Ben sadece devletlerin, milletlerin değil insanların da şahsi tarihleri olduğuna inanırım. Her gün, her yıl ve her zaman ne yaşanmışsa tarihi kıymeti olduğunu vehmederim. Ve bunun için de öyle çok tanınan, bilinen biri olmaya gerek olduğunu düşünmüyorum. Kimseniz, her ne iş yapıyor, ne ile meşgul oluyor, her nerede yaşıyorsanız yani kim olursanız olun sizin de bir tarihiniz var ve olmalı. Hani ne bileyim eski bir kitabın içinde kimin yazdığını bile bilmediğim ve belki ilmî ya da tarihi manada çok da kıymeti olmayan bir mektup bulsam gerçek bir tarihi okuyor gibi heyecanlanırım ben. Kenarında köşesinde, satırlarının arasında o zamandan bir hatıra arayıp da hiç tanımadığım birinin izinde maziyi okumaya gayret ederim. Ve hatta yazmak denen halin de böyle bir sırrı olduğuna inanırım ben.
Şimdi de yaşadığımız her şey her birimiz açısından tarih ve bence not etmeli gazete sayfalarını saklamalı, fotoğraflar çekmeliyiz.

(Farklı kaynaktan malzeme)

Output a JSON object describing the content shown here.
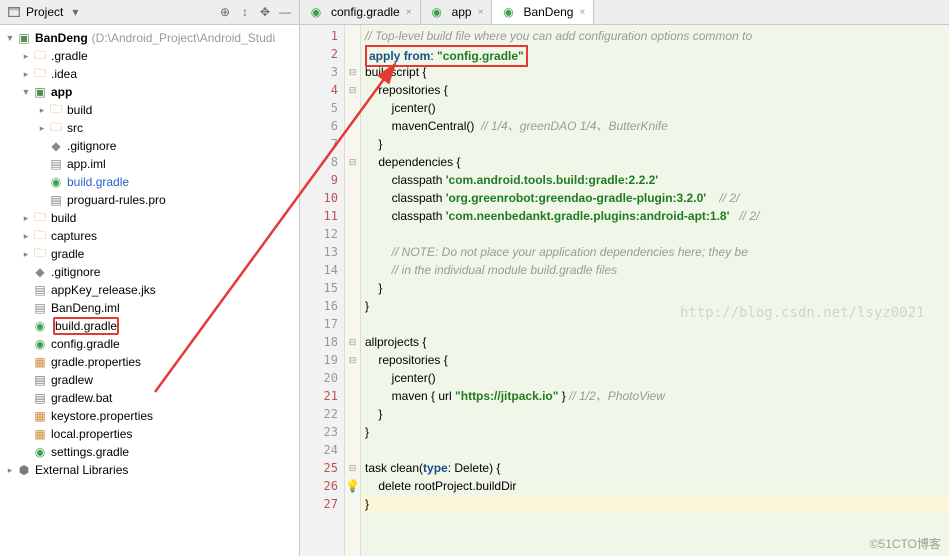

Zira ileride tarih kitaplarında yazılacak, hatıratlarda anlatılacak, ders diye okutulacak pek çok olay yaşıyoruz ardı ardına. Çoğunun da farkında değiliz belki. Ama hiç değilse Notlar almalı, yazmalı ve saklamalıyız anı diye ne varsa bulabildiğimiz. Zira anlatacaklarımız olmalı. Söyleyeceklerimiz olmalı. Bugünlerden bize de kalan ve bizim olan bir şeyler de bulunmalı. Kendi tarihimizi yazmalıyız, kendi sırrımızı saklamalıyız. Ben öyle yapıyorum.
Şimdi de tam kıyısındayız bir tarihin ve yaşadıklarımızın bir adı varsa tam da kırılma noktası dedikleri zamanları yaşıyoruz. Bence esas yapmamız gereken ve yapılması gereken ama olmadan, fakat olmadan ve hiç bir neden aramadan devlete sahip çıkmaktır şimdi. Ve o tarihi fotoğrafın bir yerinde ufacık da olsa, küçük bir suret kadar da bulunmak lazım gelir. İleride bakılırken o fotoğraflara “işte bu benim, şuradayım” diyebilmek lazım.

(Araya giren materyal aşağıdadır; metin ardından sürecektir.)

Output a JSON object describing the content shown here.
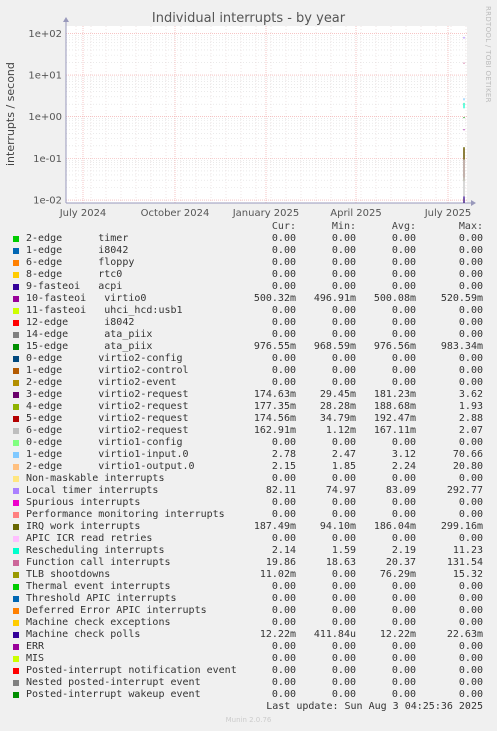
{
  "chart_data": {
    "type": "line",
    "title": "Individual interrupts - by year",
    "ylabel": "interrupts / second",
    "yscale": "log",
    "ylim": [
      0.0085,
      150
    ],
    "yticks": [
      "1e+02",
      "1e+01",
      "1e+00",
      "1e-01",
      "1e-02"
    ],
    "xticks": [
      "July 2024",
      "October 2024",
      "January 2025",
      "April 2025",
      "July 2025"
    ],
    "grid": true,
    "columns": [
      "Cur:",
      "Min:",
      "Avg:",
      "Max:"
    ],
    "series": [
      {
        "name": "2-edge      timer",
        "color": "#00cc00",
        "cur": "0.00",
        "min": "0.00",
        "avg": "0.00",
        "max": "0.00"
      },
      {
        "name": "1-edge      i8042",
        "color": "#0066b3",
        "cur": "0.00",
        "min": "0.00",
        "avg": "0.00",
        "max": "0.00"
      },
      {
        "name": "6-edge      floppy",
        "color": "#ff8000",
        "cur": "0.00",
        "min": "0.00",
        "avg": "0.00",
        "max": "0.00"
      },
      {
        "name": "8-edge      rtc0",
        "color": "#ffcc00",
        "cur": "0.00",
        "min": "0.00",
        "avg": "0.00",
        "max": "0.00"
      },
      {
        "name": "9-fasteoi   acpi",
        "color": "#330099",
        "cur": "0.00",
        "min": "0.00",
        "avg": "0.00",
        "max": "0.00"
      },
      {
        "name": "10-fasteoi   virtio0",
        "color": "#990099",
        "cur": "500.32m",
        "min": "496.91m",
        "avg": "500.08m",
        "max": "520.59m"
      },
      {
        "name": "11-fasteoi   uhci_hcd:usb1",
        "color": "#ccff00",
        "cur": "0.00",
        "min": "0.00",
        "avg": "0.00",
        "max": "0.00"
      },
      {
        "name": "12-edge      i8042",
        "color": "#ff0000",
        "cur": "0.00",
        "min": "0.00",
        "avg": "0.00",
        "max": "0.00"
      },
      {
        "name": "14-edge      ata_piix",
        "color": "#808080",
        "cur": "0.00",
        "min": "0.00",
        "avg": "0.00",
        "max": "0.00"
      },
      {
        "name": "15-edge      ata_piix",
        "color": "#008f00",
        "cur": "976.55m",
        "min": "968.59m",
        "avg": "976.56m",
        "max": "983.34m"
      },
      {
        "name": "0-edge      virtio2-config",
        "color": "#00487d",
        "cur": "0.00",
        "min": "0.00",
        "avg": "0.00",
        "max": "0.00"
      },
      {
        "name": "1-edge      virtio2-control",
        "color": "#b35a00",
        "cur": "0.00",
        "min": "0.00",
        "avg": "0.00",
        "max": "0.00"
      },
      {
        "name": "2-edge      virtio2-event",
        "color": "#b38f00",
        "cur": "0.00",
        "min": "0.00",
        "avg": "0.00",
        "max": "0.00"
      },
      {
        "name": "3-edge      virtio2-request",
        "color": "#6b006b",
        "cur": "174.63m",
        "min": "29.45m",
        "avg": "181.23m",
        "max": "3.62"
      },
      {
        "name": "4-edge      virtio2-request",
        "color": "#8fb300",
        "cur": "177.35m",
        "min": "28.28m",
        "avg": "188.68m",
        "max": "1.93"
      },
      {
        "name": "5-edge      virtio2-request",
        "color": "#b30000",
        "cur": "174.56m",
        "min": "34.79m",
        "avg": "192.47m",
        "max": "2.88"
      },
      {
        "name": "6-edge      virtio2-request",
        "color": "#bebebe",
        "cur": "162.91m",
        "min": "1.12m",
        "avg": "167.11m",
        "max": "2.07"
      },
      {
        "name": "0-edge      virtio1-config",
        "color": "#80ff80",
        "cur": "0.00",
        "min": "0.00",
        "avg": "0.00",
        "max": "0.00"
      },
      {
        "name": "1-edge      virtio1-input.0",
        "color": "#80c9ff",
        "cur": "2.78",
        "min": "2.47",
        "avg": "3.12",
        "max": "70.66"
      },
      {
        "name": "2-edge      virtio1-output.0",
        "color": "#ffc080",
        "cur": "2.15",
        "min": "1.85",
        "avg": "2.24",
        "max": "20.80"
      },
      {
        "name": "Non-maskable interrupts",
        "color": "#ffe680",
        "cur": "0.00",
        "min": "0.00",
        "avg": "0.00",
        "max": "0.00"
      },
      {
        "name": "Local timer interrupts",
        "color": "#aa80ff",
        "cur": "82.11",
        "min": "74.97",
        "avg": "83.09",
        "max": "292.77"
      },
      {
        "name": "Spurious interrupts",
        "color": "#ee00cc",
        "cur": "0.00",
        "min": "0.00",
        "avg": "0.00",
        "max": "0.00"
      },
      {
        "name": "Performance monitoring interrupts",
        "color": "#ff8080",
        "cur": "0.00",
        "min": "0.00",
        "avg": "0.00",
        "max": "0.00"
      },
      {
        "name": "IRQ work interrupts",
        "color": "#666600",
        "cur": "187.49m",
        "min": "94.10m",
        "avg": "186.04m",
        "max": "299.16m"
      },
      {
        "name": "APIC ICR read retries",
        "color": "#ffbfff",
        "cur": "0.00",
        "min": "0.00",
        "avg": "0.00",
        "max": "0.00"
      },
      {
        "name": "Rescheduling interrupts",
        "color": "#00ffcc",
        "cur": "2.14",
        "min": "1.59",
        "avg": "2.19",
        "max": "11.23"
      },
      {
        "name": "Function call interrupts",
        "color": "#cc6699",
        "cur": "19.86",
        "min": "18.63",
        "avg": "20.37",
        "max": "131.54"
      },
      {
        "name": "TLB shootdowns",
        "color": "#999900",
        "cur": "11.02m",
        "min": "0.00",
        "avg": "76.29m",
        "max": "15.32"
      },
      {
        "name": "Thermal event interrupts",
        "color": "#00cc00",
        "cur": "0.00",
        "min": "0.00",
        "avg": "0.00",
        "max": "0.00"
      },
      {
        "name": "Threshold APIC interrupts",
        "color": "#0066b3",
        "cur": "0.00",
        "min": "0.00",
        "avg": "0.00",
        "max": "0.00"
      },
      {
        "name": "Deferred Error APIC interrupts",
        "color": "#ff8000",
        "cur": "0.00",
        "min": "0.00",
        "avg": "0.00",
        "max": "0.00"
      },
      {
        "name": "Machine check exceptions",
        "color": "#ffcc00",
        "cur": "0.00",
        "min": "0.00",
        "avg": "0.00",
        "max": "0.00"
      },
      {
        "name": "Machine check polls",
        "color": "#330099",
        "cur": "12.22m",
        "min": "411.84u",
        "avg": "12.22m",
        "max": "22.63m"
      },
      {
        "name": "ERR",
        "color": "#990099",
        "cur": "0.00",
        "min": "0.00",
        "avg": "0.00",
        "max": "0.00"
      },
      {
        "name": "MIS",
        "color": "#ccff00",
        "cur": "0.00",
        "min": "0.00",
        "avg": "0.00",
        "max": "0.00"
      },
      {
        "name": "Posted-interrupt notification event",
        "color": "#ff0000",
        "cur": "0.00",
        "min": "0.00",
        "avg": "0.00",
        "max": "0.00"
      },
      {
        "name": "Nested posted-interrupt event",
        "color": "#808080",
        "cur": "0.00",
        "min": "0.00",
        "avg": "0.00",
        "max": "0.00"
      },
      {
        "name": "Posted-interrupt wakeup event",
        "color": "#008f00",
        "cur": "0.00",
        "min": "0.00",
        "avg": "0.00",
        "max": "0.00"
      }
    ]
  },
  "side_text": "RRDTOOL / TOBI OETIKER",
  "last_update": "Last update: Sun Aug  3 04:25:36 2025",
  "footer": "Munin 2.0.76"
}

Bir daha söylüyorum meseleyi dar ve sığ siyasi çıkarlara, düşüncelere, ihtiraslara indirgemeden ve slogan şuculuğu, buculuğu yapmadan sadece devlete sahip çıkmak gerekir. Zira her birimiz ve hepimiz yani birlikte ve ayrı ayrı bu ihanet denen pisliği içlerine kadar indirmiş rezillerle çevriliyiz. Kurtulmanın tek yolu da bir sebep aramadan devlete sahip çıkmaktır. Başka devletimiz yok ve bence her zaman olduğu gibi yine devleti millet kurtaracak. Yani tarih bizimle var olacak. Hepimizle. Hep beraber… Sadece şahit olmamız değil belki ve hatta muhakkak fail olmamız da lazım.
Daha önce şöyle söylemiştim ve yine söylüyorum:
“Bundan bilmem kaç sene sonra tarih kitapları bu günleri yazacak, insanlar bu günleri konuşacak, bir destan olacak belki de bütün bu olanlar ve o tarihin, o destanın en büyük kahramanları tankların önünde yüzükoyun yatanlar, geceleri sabahlara değin kucaklarında çocuklarıyla vatanları için zalimlere karşı duranlar, “bir bacak nedir ki? Vatana feda olsun” diyen ablamız, bir tankın altından diğerinin altına koşan abimiz, ‘Ben sizin dedenizim, yapmayın evladım’ diyerek zalimlerin karşısında durup da gazi olan yetmiş yaşındaki amcamız olacak.
Mahzun olma! Artık senin de torunlarına anlatacağın bir destanın var…
Mübarek olsun…”
Ve bence halen dahi yaşadıklarımız o tarihin kenarına köşesine derkenar diye düşülecek… Birileri hiç haberimiz olmadan yıllar sonra bizlerden bahsedecek. Onun için yazın, not edin ve saklayın hatırlarınızı. Birileri sorduğunda söyleyecek sözümüz ve bence bakacak yüzümüz olsun…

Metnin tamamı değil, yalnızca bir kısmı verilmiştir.